Published 10 June 2014

How does the bridge to join Ásgard form?

The Rainbow

(Pour expliquer la problématique: In Norse mythology, the rainbow named Bifröst is the “bridge” which provides access to Asgard, the realm of the gods, guarded by the god Heimdall. Men were always fascinated by the rainbow, it is found in many other mythologies [example: • In Greek mythology, the path between heaven and earth was created by the messenger of the Olympian gods, Iris. She used it to bring messages from the gods to mortals. • For the ancient Irish, the secret the hiding pot of gold of the Irish leprechaun was where the end of the rainbow sky is. The leprechaun won his gold by making fairies’ shoes and keeps it in a pot that he hides preciously. The rainbow shows humans where the leprechaun’s pots are, however it is very rare to be able to catch, the leprechauns are very clever. • It also evokes Buddha’s enlightenment, who descends from the sky by this staircase of 7 colors, the ramps are 2 snakes ...)

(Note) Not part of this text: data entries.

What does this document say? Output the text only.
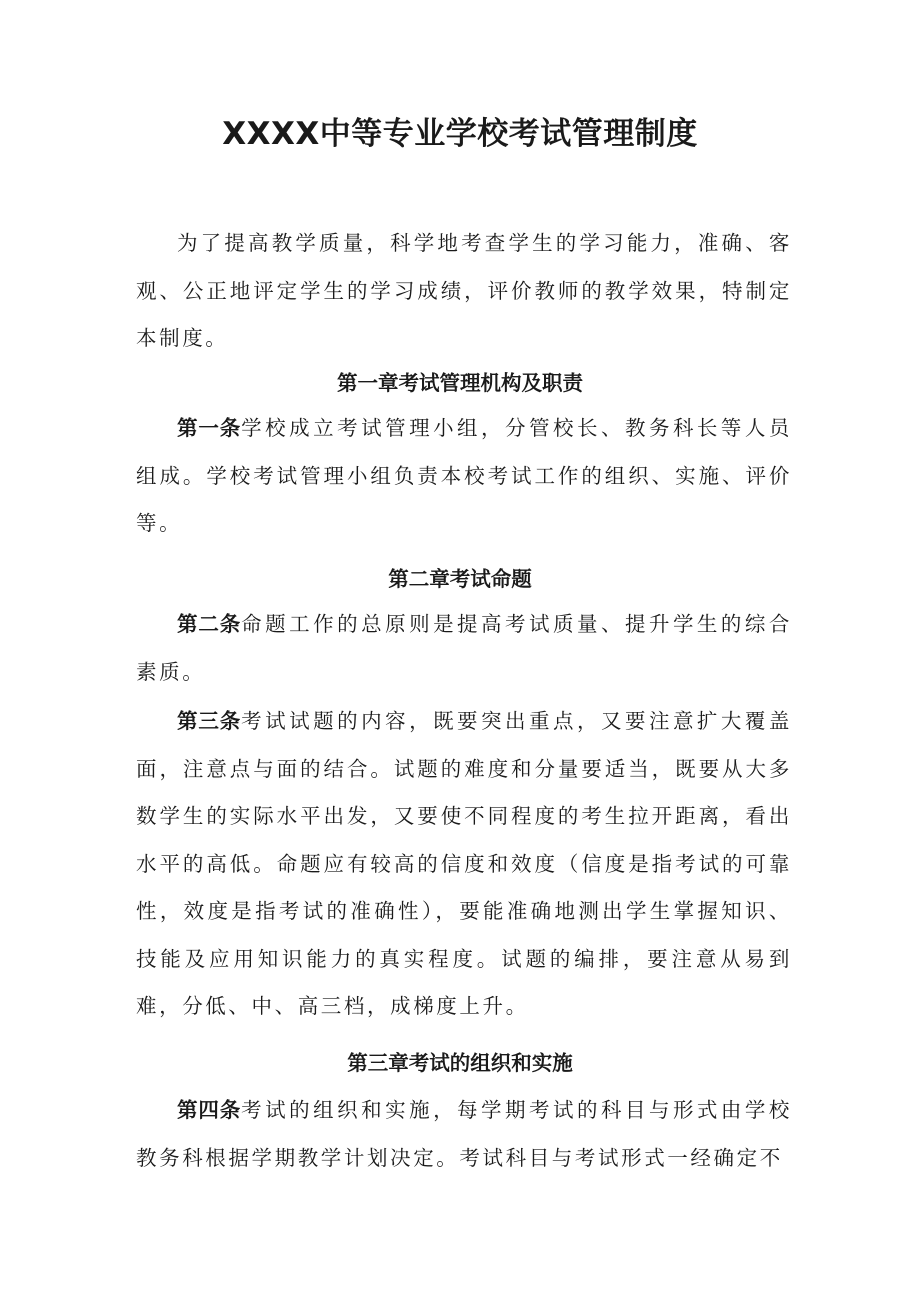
XXXX中等专业学校考试管理制度

为了提高教学质量，科学地考查学生的学习能力，准确、客观、公正地评定学生的学习成绩，评价教师的教学效果，特制定本制度。

第一章考试管理机构及职责

第一条学校成立考试管理小组，分管校长、教务科长等人员组成。学校考试管理小组负责本校考试工作的组织、实施、评价等。

第二章考试命题

第二条命题工作的总原则是提高考试质量、提升学生的综合素质。

第三条考试试题的内容，既要突出重点，又要注意扩大覆盖面，注意点与面的结合。试题的难度和分量要适当，既要从大多数学生的实际水平出发，又要使不同程度的考生拉开距离，看出水平的高低。命题应有较高的信度和效度（信度是指考试的可靠性，效度是指考试的准确性），要能准确地测出学生掌握知识、技能及应用知识能力的真实程度。试题的编排，要注意从易到难，分低、中、高三档，成梯度上升。

第三章考试的组织和实施

第四条考试的组织和实施，每学期考试的科目与形式由学校教务科根据学期教学计划决定。考试科目与考试形式一经确定不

• A rainbow is an optical and meteorological phenomenon that makes visible the spectrum of light from the sky when the sun shines when it rains. Although a rainbow covers a spectrum of continuous colors, we can distinguish several significant colors red, orange, yellow, green, blue and purple.

How does it form?

• The light emitted by the sun is “white”, that is to say it consists of a kind of mixture of light waves of different wavelengths like red (which corresponds to a wavelength of 620-780 nm), orange (592-620 nm), yellow (578-592 nm), green (500-578 nm), blue (446-500 nm) and violet (380-446 nm). If this white light is decomposed into its constituents, the spectrum of visible light is obtained. (This decomposition occurs during the phenomenon of diffraction.)
• But when it rains, each drop of water produces diffraction: it reflects the white sunlight into its various components deviating at different angles. Thus appear seven colors
• The rainbow is caused by the scattering of sunlight by approximately spherical drops of rain. Light is first refracted by penetrating the surface of the drop, then subjected to a partial reflection on the rear of the drop and is refracted again when it comes out. The overall effect is that the incoming light is mainly refracted rearwardly at an angle of approximately 40-42 °, regardless of the size of the drop. The precise value of the angle of refraction depends on the wavelength of the components of light (for example: 40 ° in the case of purple).In the case of entry in a more refracting environment, the refractive angle of the blue light is lower than that of red light. Thus, after reflection on the water-air interface, the blue light emerges from a drop above the red light (the blue light is reflected at an angle of 40.5 ° with respect to the sun’s rays, and the red light at an angle of 42.4 °).
• And it is the reason why, if you want to see a rainbow you must wait until the sun is located below 42 °, because this is the only opportunity for you to see it. It is most unlikely to observe one at noon, because the sun is higher than 42 ° so the colors cannot be seen from the ground. Conversely, the lower the sun is on the horizon, the higher the rainbow is. But you will never see a full semicircle, unless you are in the mountains or in an airplane. In the latter case, you can even see the whole circle.
• Furthermore, according to the drops size, the rainbow is more or less colored. Indeed, very fine droplets scatter incident light badly, therefore the rainbow will be very pale.
• Because the observer is fixed and turns his back to the sun, he sees light from water droplets with different angles relative to the sunlight. Therefore a rainbow doesn’t actually exist physically but is an optical illusion whose apparent position depends on the position of the observer and the sun, the center of the rainbow is exactly in the opposite direction to Sun’s relative to the observer. All raindrops refract and reflect the sunlight in the same way, but only the light from a small part of raindrops reaches the eye of the observer.
• It is the image formed by the light of these raindrops that we see as rainbow.

Some possible questions:

Why do we see rainbows so frequently in summer and almost ever in winter?
To observe a rainbow, there must be sun and rain. In winter, the droplets of water freeze to form ice particles which do not produce rainbows.

Why rainbows are so rarely observed at noon?
Don’t forget that the center of the rainbow is opposite to the Sun. At noon, the sun being very high in the sky, the rainbow is thus far below the observer.

Do two people see the same rainbow?
Humphreys, a famous researcher, indicates that «because a rainbow is a special distribution of the color (produced in a particular way) with respect to a well defined point - the eye of observer - and because a single distribution cannot be observed by two different points, it follows that two observers do not see, and cannot see, the same rainbow. » In fact, each eye sees a different rainbow!